Tiger Woods has confirmed he will not play in next week’s US Open at Brookline.
The 46-year-old had to withdraw from the US PGA Championship in May after three rounds and does not feel ready for the next major of the year.
“I previously informed the USGA that I will not be competing in the US Open as my body needs more time to get stronger for major championship golf,” Woods said on Twitter.
I previously informed the USGA that I will not be competing in the @usopengolf as my body needs more time to get stronger for major championship golf. I do hope and plan to be ready to play in Ireland at @JPProAm and at @TheOpen next month. I’m excited to get back out there soon!Advertisement
— Tiger Woods (@TigerWoods) June 7, 2022
“I do hope and plan to be ready to play in Ireland at JP McManus Pro-AM and at The Open next month. I’m excited to get back out there soon!”
The news comes as no surprise given how Woods struggled at Southern Hills last month, the 15-time major winner clearly struggling with the pain in his right leg following the severe injuries he sustained in a car accident in Los Angeles in February last year.

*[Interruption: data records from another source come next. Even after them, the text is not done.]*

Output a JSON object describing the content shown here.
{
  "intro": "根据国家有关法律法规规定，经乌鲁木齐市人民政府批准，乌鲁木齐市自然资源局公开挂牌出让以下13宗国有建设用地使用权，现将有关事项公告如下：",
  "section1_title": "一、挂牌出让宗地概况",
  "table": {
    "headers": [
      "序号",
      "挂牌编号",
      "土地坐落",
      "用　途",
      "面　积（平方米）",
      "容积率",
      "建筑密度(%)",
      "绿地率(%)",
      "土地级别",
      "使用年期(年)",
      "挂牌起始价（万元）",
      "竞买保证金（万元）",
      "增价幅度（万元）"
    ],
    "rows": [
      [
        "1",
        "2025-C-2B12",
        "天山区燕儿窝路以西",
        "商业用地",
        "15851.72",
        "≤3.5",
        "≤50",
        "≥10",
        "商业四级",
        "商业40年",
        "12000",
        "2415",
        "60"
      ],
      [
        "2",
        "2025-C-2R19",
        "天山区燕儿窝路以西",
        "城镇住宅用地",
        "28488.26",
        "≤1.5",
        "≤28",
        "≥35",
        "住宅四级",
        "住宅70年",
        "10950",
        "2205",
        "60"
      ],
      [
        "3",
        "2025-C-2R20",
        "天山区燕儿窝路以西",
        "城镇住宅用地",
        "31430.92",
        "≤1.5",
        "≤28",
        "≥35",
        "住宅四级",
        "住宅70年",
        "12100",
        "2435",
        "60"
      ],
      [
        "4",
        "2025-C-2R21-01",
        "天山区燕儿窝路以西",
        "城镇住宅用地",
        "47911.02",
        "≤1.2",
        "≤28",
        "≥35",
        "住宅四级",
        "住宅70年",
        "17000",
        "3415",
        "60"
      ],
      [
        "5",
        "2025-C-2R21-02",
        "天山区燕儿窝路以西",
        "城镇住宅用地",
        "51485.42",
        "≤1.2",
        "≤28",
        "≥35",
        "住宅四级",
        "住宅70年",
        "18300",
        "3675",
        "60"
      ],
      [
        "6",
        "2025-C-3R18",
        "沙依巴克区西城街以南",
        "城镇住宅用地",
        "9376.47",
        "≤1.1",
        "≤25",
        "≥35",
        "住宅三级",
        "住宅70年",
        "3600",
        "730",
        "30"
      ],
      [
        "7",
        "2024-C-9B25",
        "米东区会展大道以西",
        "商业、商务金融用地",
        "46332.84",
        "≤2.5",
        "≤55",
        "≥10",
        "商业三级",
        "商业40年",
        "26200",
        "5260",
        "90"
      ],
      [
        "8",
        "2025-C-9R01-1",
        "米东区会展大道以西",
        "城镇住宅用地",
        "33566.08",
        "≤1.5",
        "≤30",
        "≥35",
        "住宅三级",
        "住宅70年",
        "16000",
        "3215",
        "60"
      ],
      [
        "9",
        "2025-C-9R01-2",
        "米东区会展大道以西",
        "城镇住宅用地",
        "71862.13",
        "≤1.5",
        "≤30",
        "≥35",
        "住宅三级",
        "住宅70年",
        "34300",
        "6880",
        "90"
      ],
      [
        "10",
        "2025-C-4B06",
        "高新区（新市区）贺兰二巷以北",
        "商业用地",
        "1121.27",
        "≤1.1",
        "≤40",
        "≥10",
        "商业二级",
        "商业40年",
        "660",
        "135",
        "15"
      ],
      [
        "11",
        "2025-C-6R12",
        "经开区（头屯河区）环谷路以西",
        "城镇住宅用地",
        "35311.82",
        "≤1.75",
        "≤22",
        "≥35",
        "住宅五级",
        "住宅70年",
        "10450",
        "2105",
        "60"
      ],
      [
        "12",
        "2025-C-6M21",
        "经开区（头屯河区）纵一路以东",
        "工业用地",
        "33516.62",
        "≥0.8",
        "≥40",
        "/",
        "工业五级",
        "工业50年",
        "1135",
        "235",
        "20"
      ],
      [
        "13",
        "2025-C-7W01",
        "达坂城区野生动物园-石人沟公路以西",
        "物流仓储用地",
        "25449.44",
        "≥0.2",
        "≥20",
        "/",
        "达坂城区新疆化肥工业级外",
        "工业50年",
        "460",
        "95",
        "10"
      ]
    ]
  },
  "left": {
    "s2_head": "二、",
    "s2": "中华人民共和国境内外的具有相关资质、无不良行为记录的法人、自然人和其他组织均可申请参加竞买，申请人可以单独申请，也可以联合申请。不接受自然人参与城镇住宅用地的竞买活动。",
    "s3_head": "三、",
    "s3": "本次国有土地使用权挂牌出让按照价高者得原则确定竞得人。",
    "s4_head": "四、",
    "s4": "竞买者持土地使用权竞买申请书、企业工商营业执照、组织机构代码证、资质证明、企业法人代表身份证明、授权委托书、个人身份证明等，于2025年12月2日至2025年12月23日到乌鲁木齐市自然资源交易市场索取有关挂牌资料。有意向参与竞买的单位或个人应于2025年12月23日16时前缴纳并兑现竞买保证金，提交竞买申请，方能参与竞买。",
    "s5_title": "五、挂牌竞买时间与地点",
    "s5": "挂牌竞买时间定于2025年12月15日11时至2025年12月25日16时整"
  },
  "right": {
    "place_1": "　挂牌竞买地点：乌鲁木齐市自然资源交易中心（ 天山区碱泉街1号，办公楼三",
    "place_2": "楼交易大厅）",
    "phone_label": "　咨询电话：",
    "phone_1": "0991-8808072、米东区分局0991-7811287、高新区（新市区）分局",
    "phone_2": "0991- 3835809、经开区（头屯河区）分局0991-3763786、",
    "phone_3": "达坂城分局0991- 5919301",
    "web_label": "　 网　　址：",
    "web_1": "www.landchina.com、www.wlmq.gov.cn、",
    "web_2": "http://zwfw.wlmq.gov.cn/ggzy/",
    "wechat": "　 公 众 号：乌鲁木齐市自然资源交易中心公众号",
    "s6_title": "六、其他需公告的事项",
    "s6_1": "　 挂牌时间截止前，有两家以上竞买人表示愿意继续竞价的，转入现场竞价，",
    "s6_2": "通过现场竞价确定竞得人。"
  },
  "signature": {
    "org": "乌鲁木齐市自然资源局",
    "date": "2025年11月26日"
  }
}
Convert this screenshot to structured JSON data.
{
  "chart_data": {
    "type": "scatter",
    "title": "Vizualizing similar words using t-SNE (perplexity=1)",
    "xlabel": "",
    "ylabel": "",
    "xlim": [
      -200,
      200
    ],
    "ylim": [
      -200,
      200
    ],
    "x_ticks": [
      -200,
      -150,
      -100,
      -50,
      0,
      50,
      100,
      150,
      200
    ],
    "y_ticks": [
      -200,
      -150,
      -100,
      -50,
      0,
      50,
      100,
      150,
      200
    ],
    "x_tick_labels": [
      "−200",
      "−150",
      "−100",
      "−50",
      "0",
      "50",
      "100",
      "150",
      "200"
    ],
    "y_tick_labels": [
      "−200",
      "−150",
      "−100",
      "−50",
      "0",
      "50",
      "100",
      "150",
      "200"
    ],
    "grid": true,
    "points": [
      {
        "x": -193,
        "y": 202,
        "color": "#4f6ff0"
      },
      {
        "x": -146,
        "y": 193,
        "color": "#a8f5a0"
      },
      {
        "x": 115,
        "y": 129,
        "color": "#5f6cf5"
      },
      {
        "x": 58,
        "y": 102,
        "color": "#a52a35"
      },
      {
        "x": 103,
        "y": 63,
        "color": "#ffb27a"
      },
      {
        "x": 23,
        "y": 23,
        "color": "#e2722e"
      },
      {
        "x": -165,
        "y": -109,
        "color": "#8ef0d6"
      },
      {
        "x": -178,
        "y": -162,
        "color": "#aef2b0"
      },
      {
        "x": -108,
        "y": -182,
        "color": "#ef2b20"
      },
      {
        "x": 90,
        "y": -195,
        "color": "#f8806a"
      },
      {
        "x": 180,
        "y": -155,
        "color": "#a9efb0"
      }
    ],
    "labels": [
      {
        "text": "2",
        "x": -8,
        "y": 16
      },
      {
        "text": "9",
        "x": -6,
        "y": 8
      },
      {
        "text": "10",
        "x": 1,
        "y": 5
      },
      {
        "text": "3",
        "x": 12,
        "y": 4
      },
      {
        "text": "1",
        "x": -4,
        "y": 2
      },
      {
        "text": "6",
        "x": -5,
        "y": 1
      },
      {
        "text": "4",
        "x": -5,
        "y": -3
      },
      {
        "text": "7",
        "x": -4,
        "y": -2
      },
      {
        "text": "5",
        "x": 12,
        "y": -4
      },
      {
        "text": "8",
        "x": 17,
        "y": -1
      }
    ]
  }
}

Woods fought back from an opening 74 to shoot a second round of 69 in Tulsa and make the cut with a shot to spare, but then laboured to a 79 on Saturday, his worst score ever in the US PGA.
Speaking after his remarkable return to top-flight action in the Masters in April, Woods had made it clear how keen he was to compete in the 150th Open Championship over the Old Course at St Andrews, scene of two of his three Open victories.
“I am looking forward to St Andrews,” he said in April. “That is something that is near and dear to my heart.
“I’ve won two Opens there, it’s the home of golf, it’s my favourite golf course in the world. I will be there for that one.”
In his pre-tournament press conference at Southern Hills, Woods likened playing in the Masters to climbing Everest and said “it’s only going to get flatter and better”.
However, when asked how close he is now to the peak level of fitness he will be able to achieve, Woods added: “That’s a great question. I don’t know.
“There’s a lot of hardware in there (the right leg) and there’s going to be limitations to what I’m going to be able to do, but I’m going to get stronger. I don’t know (by) how much that is or how much range of motion I’ll ever get back.”
Speaking after his first round of 74, Woods was asked how the injury affects his swing.
“Loading hurts, pressing off it hurts, and walking hurts, and twisting hurts,” he said. “It’s just golf. If I don’t do that, then I’m all right.”